I know; I'm as surprised as you are. If, in my novel-writing twenties, you'd told me I'd one day write non-fiction, I'd have guessed the subtitle might be: "My Life in Baked Goods" or possibly "Unchallenging European Capital Cities I Have Loved" but definitely not, under any circumstances, the one printed on the book now lying on my desk: "A novelist, an obsession, a laughably small excuse for a vegetable garden." Yet here I am: amazed to be a novelist but much more shocked to be a passionate gardener.
Although I know you'll tell me I'm wrong, I don't think of gardening as a very Jewish activity. We, the people of the book, have many talents: reading, eating, arguing. What, in the main, we're not so good at is feats of practical skill and spacial awareness, particularly outdoors. Like camping, ugh, growing even the easiest fruit and vegetables is a time-consuming and muddy business. One must balance on step-ladders while holding sharp tools; work out how to attach flimsy netting to wobbly bamboo canes; sit about in the rain in allotments, not talking, with a thermos. Mightn't these activities be better left to professionals, preferably those employed by Marks and Spencer? Wouldn't we all be more comfortable inside?
Probably. I bear the scars of almost a decade of horticultural cluelessness; I have wasted time and money attempting to growing tropical vegetables in a tiny (North London, obviously) garden. I'm proud of having stuffed my six square metres of grotty urban soil and a few pots with over a hundred kinds of unusual edible crops: gorgeous flowers, herbs from Japan and Mexico and Sicily which transform my cooking.
I love gazing at pea-tendrils, or the vast viney leaves of "Tromboncino", an easily grown summer squash with a shape like a… never mind. The smells of damp soil and tomato-leaves delight me. I am at my happiest covered in home-made compost, cooing over my wriggly compost-worms like a deranged farmer. But let's be honest; the harvests are laughable. The soil is polluted. I have novels to write and a family to tend. What's wrong with the sofa?
Until I started Rhapsody in Green, I thought I was a strange, possibly disloyal, malfunction: a gardening Jew, first of my line. My refugee grandparents lived in small flats on noisy city roads, with either a couple of window-box of geraniums or dismal houseplants, faltering in polluted basement light. At weekends, to show us nature, they'd dress us up like tiny Russian pensioners and take us to Hyde Park, where we would briefly search for rabbits before hurrying back to the biscuit tin.
They wouldn't have known what to do with a hollyhock; in fact, I always thought their chief legacy was the Hungarian accent with which I think of certain plants: MIM-o-so; FOOK-si-o.

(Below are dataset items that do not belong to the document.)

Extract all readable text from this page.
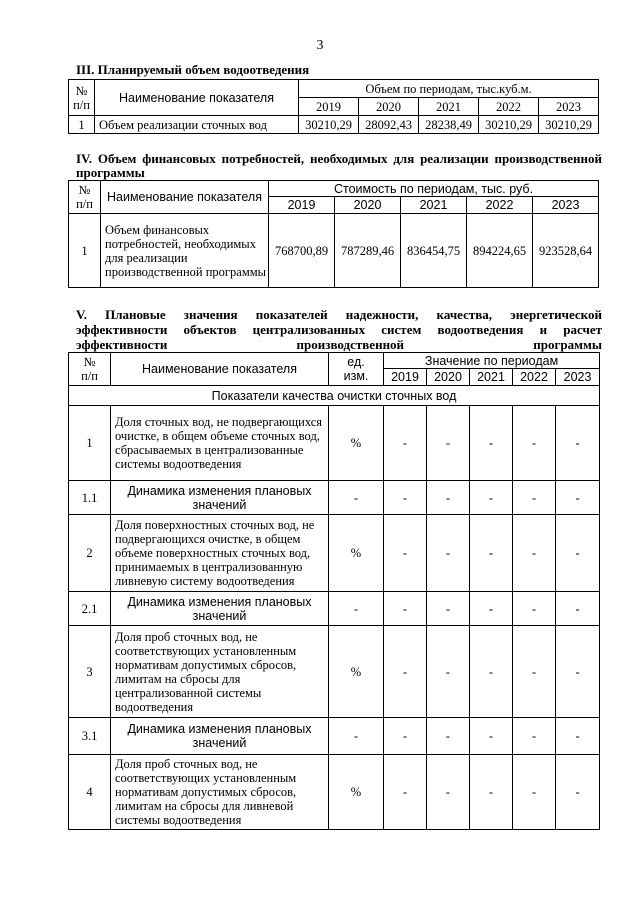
3
III. Планируемый объем водоотведения
№
п/п	Наименование показателя	Объем по периодам, тыс.куб.м.				
		2019	2020	2021	2022	2023
1	Объем реализации сточных вод	30210,29	28092,43	28238,49	30210,29	30210,29
IV. Объем финансовых потребностей, необходимых для реализации производственной программы
№
п/п	Наименование показателя	Стоимость по периодам, тыс. руб.				
		2019	2020	2021	2022	2023
1	Объем финансовых потребностей, необходимых для реализации производственной программы	768700,89	787289,46	836454,75	894224,65	923528,64
V. Плановые значения показателей надежности, качества, энергетической эффективности объектов централизованных систем водоотведения и расчет эффективности производственной программы
№
п/п	Наименование показателя	ед.
изм.	Значение по периодам				
			2019	2020	2021	2022	2023
Показатели качества очистки сточных вод							
1	Доля сточных вод, не подвергающихся очистке, в общем объеме сточных вод, сбрасываемых в централизованные системы водоотведения	%	-	-	-	-	-
1.1	Динамика изменения плановых значений	-	-	-	-	-	-
2	Доля поверхностных сточных вод, не подвергающихся очистке, в общем объеме поверхностных сточных вод, принимаемых в централизованную ливневую систему водоотведения	%	-	-	-	-	-
2.1	Динамика изменения плановых значений	-	-	-	-	-	-
3	Доля проб сточных вод, не соответствующих установленным нормативам допустимых сбросов, лимитам на сбросы для централизованной системы водоотведения	%	-	-	-	-	-
3.1	Динамика изменения плановых значений	-	-	-	-	-	-
4	Доля проб сточных вод, не соответствующих установленным нормативам допустимых сбросов, лимитам на сбросы для ливневой системы водоотведения	%	-	-	-	-	-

When I first fell in love with growing things, I pined for an English gardener's childhood: digging potatoes with tweedy Grandpa, helping an elegant mother deadhead the roses. Without this ancestral knowledge, surely I was doomed to fail. But, gradually, I came to see that this liberated me: instead of the traditional English vegetables, I grow sorrel and quinces, tayberries and golden raspberries, yellow and purple Italian beans and thirty kinds of salad-leaf.
Indeed, I now realise that I come from at least two generations of almost-gardeners. My mother's mother compensated for gardenlessness by making use of everyone else's, striding up paths to wrench blossom from strangers' cherry-trees while we hid behind cars, appalled yet proud.
My father's mother, widowed very young, very poor, did manage to grow something extraordinary: my father. He is a man of many enthusiasms, mostly bizarre - real tennis; Latin swearwords; speed-reading - but he is never prouder than when ceremoniously sharing something he has grown: a single wormy apple at Rosh Hashanah; three sun-warmed gooseberries; and, most dangerously of all, grapes.
He once made me and my infant sister tread a bucketful; they were hard and green and violently acidic and it was only when he noticed that we were weeping with the pain that we were freed.
Last autumn, he announced that he had a present for me. Knowing him, the possibilities were limitless: a portrait in oils of his dog; French painkillers; psychological advice in rhyming couplets; mustard.
On the table lay a soiled carrier bag.
"It looks a bit… bloody," I said.
"Grapes," he explained. "They ripened."
Pretending not to notice the smell of fermenting fruit, the luxuriant mould, I tasted one: mostly pip, slightly aged, but tasting, definitely, of grape, of wine and gardens, of Passover, of childhood. "You're virtually a farmer," I said, and he shone with pride.
So I choose to think of this strange gardening passion as genetic and, perhaps, not so very unJewish after all. After all, almost everything I grow is edible. I feel guilty about spending time out there. And I wrote a book about it. What more do you want?